Coraz więcej mówi się o nielegalnych składowiskach śmieci na terenach kolejowych. Zdaniem ekspertów kilkanaście lat temu kolej czerpała ważną część przychodów z podnajmu terenów, nie kontrolując najemców, którzy zamienili działki PKP w wysypiska.
Problem nielegalnego składowania odpadów na terenach PKP dotyczy często terenów zamieszkałych, np. w Warszawie składowiska straszą na ulicy Staniewickiej czy Mszczonowskiej.

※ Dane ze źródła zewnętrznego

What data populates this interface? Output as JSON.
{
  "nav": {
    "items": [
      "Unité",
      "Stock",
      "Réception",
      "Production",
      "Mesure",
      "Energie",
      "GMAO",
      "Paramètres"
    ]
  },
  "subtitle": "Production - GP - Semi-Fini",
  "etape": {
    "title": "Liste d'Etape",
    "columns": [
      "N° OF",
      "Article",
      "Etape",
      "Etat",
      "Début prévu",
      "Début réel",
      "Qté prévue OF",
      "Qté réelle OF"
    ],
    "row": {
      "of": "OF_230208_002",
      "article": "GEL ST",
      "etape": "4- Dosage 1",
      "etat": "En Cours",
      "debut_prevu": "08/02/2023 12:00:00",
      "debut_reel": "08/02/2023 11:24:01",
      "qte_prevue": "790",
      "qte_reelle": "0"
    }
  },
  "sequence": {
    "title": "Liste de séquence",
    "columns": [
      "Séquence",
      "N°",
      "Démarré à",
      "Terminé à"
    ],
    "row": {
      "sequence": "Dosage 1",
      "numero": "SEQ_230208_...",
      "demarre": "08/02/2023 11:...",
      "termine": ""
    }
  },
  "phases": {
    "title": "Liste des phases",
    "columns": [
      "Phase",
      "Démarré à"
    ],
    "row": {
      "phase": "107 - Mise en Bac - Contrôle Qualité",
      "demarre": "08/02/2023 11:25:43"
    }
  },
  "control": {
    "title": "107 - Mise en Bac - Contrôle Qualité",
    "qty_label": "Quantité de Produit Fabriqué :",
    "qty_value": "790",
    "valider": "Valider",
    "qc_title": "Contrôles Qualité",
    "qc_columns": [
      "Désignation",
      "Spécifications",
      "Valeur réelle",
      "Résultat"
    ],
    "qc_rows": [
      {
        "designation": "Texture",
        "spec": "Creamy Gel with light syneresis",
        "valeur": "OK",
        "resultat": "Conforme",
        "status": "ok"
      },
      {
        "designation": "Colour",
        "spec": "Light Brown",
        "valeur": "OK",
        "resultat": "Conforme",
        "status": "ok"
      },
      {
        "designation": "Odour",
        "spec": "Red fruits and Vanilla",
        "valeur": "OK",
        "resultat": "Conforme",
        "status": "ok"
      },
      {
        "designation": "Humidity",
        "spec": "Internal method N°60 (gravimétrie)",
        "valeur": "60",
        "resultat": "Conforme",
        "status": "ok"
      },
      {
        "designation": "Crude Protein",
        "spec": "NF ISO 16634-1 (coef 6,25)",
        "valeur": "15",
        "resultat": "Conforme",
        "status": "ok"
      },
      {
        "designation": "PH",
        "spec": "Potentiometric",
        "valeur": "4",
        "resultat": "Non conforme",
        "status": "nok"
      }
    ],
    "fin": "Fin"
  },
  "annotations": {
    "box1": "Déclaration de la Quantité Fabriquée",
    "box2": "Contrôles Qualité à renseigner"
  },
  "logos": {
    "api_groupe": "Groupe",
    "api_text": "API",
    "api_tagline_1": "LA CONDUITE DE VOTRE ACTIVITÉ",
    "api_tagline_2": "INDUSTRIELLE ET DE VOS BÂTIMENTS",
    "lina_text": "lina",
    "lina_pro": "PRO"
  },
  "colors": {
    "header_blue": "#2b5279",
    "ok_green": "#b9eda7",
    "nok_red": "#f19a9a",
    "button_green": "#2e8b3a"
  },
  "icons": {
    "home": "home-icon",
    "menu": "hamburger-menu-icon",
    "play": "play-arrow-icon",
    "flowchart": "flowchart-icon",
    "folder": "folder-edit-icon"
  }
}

–10-15 lat temu PKP wynajmowała masowo swoje tereny przedsiębiorcom, a ci zajmowali się odpadami. W rezultacie właściciele zostawiali po sobie góry śmieci. Część tych firm plajtowała lub kończyła wynajem. Obecnie odpowiedzialność ponosi właściciel terenu, a PKP nie poczyniło nic by wyegzekwować posprzątanie przywożonych śmieci – mówi Krzysztof Kawczyński, ekspert Krajowej Izby Gospodarczej ds. Ochrony Środowiska w Polska The Times.

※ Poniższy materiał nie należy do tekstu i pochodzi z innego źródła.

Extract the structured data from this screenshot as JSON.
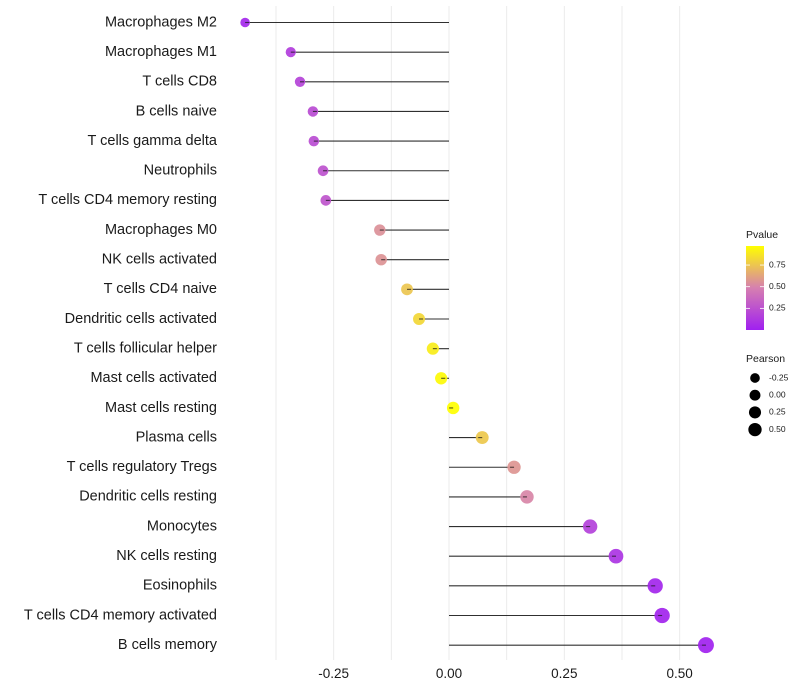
{
  "chart_data": {
    "type": "lollipop",
    "title": "",
    "xlabel": "",
    "ylabel": "",
    "xlim": [
      -0.5,
      0.575
    ],
    "x_ticks": [
      -0.25,
      0.0,
      0.25,
      0.5
    ],
    "x_tick_labels": [
      "-0.25",
      "0.00",
      "0.25",
      "0.50"
    ],
    "minor_grid": [
      -0.375,
      -0.125,
      0.125,
      0.375
    ],
    "grid": true,
    "categories": [
      "Macrophages M2",
      "Macrophages M1",
      "T cells CD8",
      "B cells naive",
      "T cells gamma delta",
      "Neutrophils",
      "T cells CD4 memory resting",
      "Macrophages M0",
      "NK cells activated",
      "T cells CD4 naive",
      "Dendritic cells activated",
      "T cells follicular helper",
      "Mast cells activated",
      "Mast cells resting",
      "Plasma cells",
      "T cells regulatory  Tregs",
      "Dendritic cells resting",
      "Monocytes",
      "NK cells resting",
      "Eosinophils",
      "T cells CD4 memory activated",
      "B cells memory"
    ],
    "pearson": [
      -0.442,
      -0.343,
      -0.323,
      -0.295,
      -0.293,
      -0.273,
      -0.267,
      -0.15,
      -0.147,
      -0.091,
      -0.065,
      -0.035,
      -0.017,
      0.009,
      0.072,
      0.141,
      0.169,
      0.306,
      0.362,
      0.447,
      0.462,
      0.557
    ],
    "pvalue": [
      0.04,
      0.15,
      0.18,
      0.22,
      0.23,
      0.26,
      0.27,
      0.55,
      0.56,
      0.75,
      0.82,
      0.9,
      0.95,
      0.97,
      0.76,
      0.57,
      0.51,
      0.17,
      0.1,
      0.03,
      0.02,
      0.01
    ],
    "color_legend": {
      "title": "Pvalue",
      "range": [
        0.0,
        0.97
      ],
      "ticks": [
        0.25,
        0.5,
        0.75
      ],
      "tick_labels": [
        "0.25",
        "0.50",
        "0.75"
      ],
      "low_color": "#a020f0",
      "mid_color": "#d67fb0",
      "high_color": "#ffff00",
      "placement": "right"
    },
    "size_legend": {
      "title": "Pearson",
      "values": [
        -0.25,
        0.0,
        0.25,
        0.5
      ],
      "labels": [
        "-0.25",
        "0.00",
        "0.25",
        "0.50"
      ],
      "placement": "right"
    }
  }
}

Ważnym aspektem problemów kolei ze śmieciami jest zmiana prawa o odpadach, która zakłada odpowiedzialność właściciela terenu za nielegalne składowiska. –Są duże szanse na uprzątnięcie terenu pod warunkiem, że zajmą się tym odpowiednie służby – Regionalny Dyrektor Ochrony Środowiska lub Wojewódzka Inspekcja Ochrony Środowiska. […]Inspekcja musi ustalić właściciela terenów i narzucić mu kary. To duża strata dla PKP, jeżeli okaże się, że to ich działki. W całej Polsce mają takie tereny, to nie tylko problem Warszawy. To efekt błędów w podnajmie. […] Powinna pojawić się inicjatywa uprzątnięcia tych terenów ze strony PKP, bo to ich problem. Im dalej w ten las, tym gorzej. Restrykcje będą coraz większe. Nowe przepisy zakładają nawet kary dzienne, a to oznacza olbrzymie straty dla kolei. – dodaje Kawczyński.